By Christopher Wolfington
In a capitalist economy, higher costs for a good or service are usually indicative of one of two things. First, that said good or service is high in demand while the supply for it is low. Second, that the good or service is of higher quality than other goods and services. But in healthcare, neither are true: higher costs for a procedure are not necessarily a sign of higher quality nor supply and demand.
Is there some link to higher costs and better care? Sometimes, yes. A study published in the Journal of the American Medical Association found that teaching hospitals, which are generally more expensive and comprise about one quarter of all hospitals, have better mortality rates than non-teaching hospitals.
But even that study is related to hospitals and not the specific costs of procedures. And while it is true that you will sometimes receive better treatment for a higher cost procedure, it is not true enough to matter. Indeed, while 48% of Americans think that higher prices buy better healthcare, multiple studies show that there is no correlation between cost and quality.

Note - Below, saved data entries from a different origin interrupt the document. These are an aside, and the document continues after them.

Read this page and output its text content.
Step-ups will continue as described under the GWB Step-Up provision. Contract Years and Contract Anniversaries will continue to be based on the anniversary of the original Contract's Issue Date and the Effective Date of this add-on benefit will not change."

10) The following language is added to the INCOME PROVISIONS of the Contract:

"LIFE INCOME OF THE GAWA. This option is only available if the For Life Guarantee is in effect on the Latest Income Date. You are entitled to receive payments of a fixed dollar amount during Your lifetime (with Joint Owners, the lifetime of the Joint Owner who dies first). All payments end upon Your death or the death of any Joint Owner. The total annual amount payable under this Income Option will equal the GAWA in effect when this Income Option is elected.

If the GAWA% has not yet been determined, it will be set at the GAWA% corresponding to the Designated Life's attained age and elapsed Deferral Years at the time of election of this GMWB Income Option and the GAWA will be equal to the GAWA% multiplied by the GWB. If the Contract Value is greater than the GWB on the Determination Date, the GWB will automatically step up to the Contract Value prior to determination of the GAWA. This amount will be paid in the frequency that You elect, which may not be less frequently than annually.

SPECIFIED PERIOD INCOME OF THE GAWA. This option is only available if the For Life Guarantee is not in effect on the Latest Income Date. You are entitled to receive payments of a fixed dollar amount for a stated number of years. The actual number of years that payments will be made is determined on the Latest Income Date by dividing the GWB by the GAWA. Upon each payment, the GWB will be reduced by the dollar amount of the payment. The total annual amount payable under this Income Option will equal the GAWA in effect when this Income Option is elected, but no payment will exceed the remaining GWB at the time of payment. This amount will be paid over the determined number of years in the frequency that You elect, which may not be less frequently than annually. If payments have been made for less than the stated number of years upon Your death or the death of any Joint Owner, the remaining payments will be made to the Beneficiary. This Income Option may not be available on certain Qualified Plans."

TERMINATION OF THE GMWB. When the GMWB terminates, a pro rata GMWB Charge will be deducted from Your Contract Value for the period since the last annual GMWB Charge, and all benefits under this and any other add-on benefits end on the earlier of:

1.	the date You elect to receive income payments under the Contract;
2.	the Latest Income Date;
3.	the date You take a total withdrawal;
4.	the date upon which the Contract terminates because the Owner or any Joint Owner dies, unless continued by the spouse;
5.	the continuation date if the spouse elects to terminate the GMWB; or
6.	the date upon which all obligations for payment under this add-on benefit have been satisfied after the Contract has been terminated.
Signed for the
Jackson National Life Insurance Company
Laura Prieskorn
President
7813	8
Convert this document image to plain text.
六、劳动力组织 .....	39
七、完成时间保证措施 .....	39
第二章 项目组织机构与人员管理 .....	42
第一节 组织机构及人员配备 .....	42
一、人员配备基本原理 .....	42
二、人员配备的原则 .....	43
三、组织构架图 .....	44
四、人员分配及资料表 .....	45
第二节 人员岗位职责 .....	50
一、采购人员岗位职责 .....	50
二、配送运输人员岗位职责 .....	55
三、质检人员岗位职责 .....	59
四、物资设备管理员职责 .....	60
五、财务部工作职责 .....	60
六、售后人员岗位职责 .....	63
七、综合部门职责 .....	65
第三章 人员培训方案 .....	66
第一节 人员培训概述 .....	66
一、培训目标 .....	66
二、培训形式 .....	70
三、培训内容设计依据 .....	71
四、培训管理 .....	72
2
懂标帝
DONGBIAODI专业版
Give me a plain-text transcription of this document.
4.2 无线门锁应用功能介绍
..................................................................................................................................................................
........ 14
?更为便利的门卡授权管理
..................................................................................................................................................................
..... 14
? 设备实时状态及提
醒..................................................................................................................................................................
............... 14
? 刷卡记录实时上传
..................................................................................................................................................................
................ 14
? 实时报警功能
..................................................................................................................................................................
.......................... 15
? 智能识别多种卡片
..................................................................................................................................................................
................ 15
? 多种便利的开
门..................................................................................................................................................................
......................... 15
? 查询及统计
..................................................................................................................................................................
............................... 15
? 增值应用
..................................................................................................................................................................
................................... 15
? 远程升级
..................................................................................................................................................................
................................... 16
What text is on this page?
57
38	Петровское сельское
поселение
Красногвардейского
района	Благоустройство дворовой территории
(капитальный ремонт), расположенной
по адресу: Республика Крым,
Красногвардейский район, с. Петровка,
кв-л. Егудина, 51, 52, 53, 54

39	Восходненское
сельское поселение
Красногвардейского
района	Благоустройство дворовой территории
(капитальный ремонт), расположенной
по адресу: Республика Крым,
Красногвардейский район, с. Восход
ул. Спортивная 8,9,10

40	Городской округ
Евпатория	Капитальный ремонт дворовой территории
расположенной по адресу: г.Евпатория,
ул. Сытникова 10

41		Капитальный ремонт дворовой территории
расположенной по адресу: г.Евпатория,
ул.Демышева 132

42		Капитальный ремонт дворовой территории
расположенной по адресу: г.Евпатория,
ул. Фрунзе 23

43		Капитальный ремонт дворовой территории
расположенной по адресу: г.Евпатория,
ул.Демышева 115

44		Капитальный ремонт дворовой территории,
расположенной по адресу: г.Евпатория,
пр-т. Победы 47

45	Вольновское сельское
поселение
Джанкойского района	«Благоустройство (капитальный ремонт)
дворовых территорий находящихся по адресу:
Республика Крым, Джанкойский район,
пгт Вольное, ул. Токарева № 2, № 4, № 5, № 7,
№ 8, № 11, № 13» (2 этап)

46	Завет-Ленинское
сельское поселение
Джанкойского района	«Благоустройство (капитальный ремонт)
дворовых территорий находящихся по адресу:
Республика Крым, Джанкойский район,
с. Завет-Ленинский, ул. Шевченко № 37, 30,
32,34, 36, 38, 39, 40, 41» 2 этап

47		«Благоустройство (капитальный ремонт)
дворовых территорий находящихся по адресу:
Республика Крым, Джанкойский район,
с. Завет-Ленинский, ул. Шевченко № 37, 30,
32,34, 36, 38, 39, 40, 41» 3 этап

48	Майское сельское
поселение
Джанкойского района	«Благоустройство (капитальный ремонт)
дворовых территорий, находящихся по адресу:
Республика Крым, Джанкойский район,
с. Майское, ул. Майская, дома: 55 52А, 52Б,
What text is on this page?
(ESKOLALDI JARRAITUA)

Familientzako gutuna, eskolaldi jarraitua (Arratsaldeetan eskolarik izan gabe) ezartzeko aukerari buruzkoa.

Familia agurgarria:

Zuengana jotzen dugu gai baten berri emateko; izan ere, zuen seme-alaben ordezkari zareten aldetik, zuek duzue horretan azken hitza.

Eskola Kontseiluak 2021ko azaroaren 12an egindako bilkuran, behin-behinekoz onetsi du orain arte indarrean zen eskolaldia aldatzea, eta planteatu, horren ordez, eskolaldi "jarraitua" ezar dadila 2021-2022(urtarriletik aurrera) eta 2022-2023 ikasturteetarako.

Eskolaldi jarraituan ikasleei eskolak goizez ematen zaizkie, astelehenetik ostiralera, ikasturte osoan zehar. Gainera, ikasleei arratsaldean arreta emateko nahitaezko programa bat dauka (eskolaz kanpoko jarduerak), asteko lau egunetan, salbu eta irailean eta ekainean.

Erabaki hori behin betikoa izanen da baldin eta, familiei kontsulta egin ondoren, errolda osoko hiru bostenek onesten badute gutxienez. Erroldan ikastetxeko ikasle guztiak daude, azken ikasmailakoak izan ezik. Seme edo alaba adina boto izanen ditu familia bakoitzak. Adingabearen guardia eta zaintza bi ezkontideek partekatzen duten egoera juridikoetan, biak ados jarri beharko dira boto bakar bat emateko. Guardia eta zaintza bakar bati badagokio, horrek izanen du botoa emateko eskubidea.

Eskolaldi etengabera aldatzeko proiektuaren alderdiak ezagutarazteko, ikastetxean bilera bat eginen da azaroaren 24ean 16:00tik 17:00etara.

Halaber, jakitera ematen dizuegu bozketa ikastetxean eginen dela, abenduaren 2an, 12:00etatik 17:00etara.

So where does this money go? Why are some providers costlier than others despite not offering measurably better health care? Part of the reason for this is the complicated relationship between hospitals and insurance providers. The final costs for procedures exist because of careful negotiation between the two parties. Further complicating the situation is that hospitals must negotiate its costs with multiple insurance providers, leading to a web of varying costs depending on multiple factors.
To patients, however, it often does not matter. If a given procedure will max out the deductible, it makes no difference to the patient whether it costs $10,000 or $50,000. The end cost is exactly the same. However, patients who incorrectly insist that higher prices lead to better care end up costing the system millions of dollars. That money, while not paid by them directly, must be paid by someone. It translates to higher premiums and deductibles for the other insured participants.
The healthcare industry’s relationship to both supply and demand as well as quality of service as it relates to price is unique. You can’t truly fault many patients who assume it follows the same patterns as most other industries. At the same time, the variable price model can be leveraged as an asset if done so correctly. It is truly a fascinating dynamic that defines the difficulties and opportunities of the healthcare industry.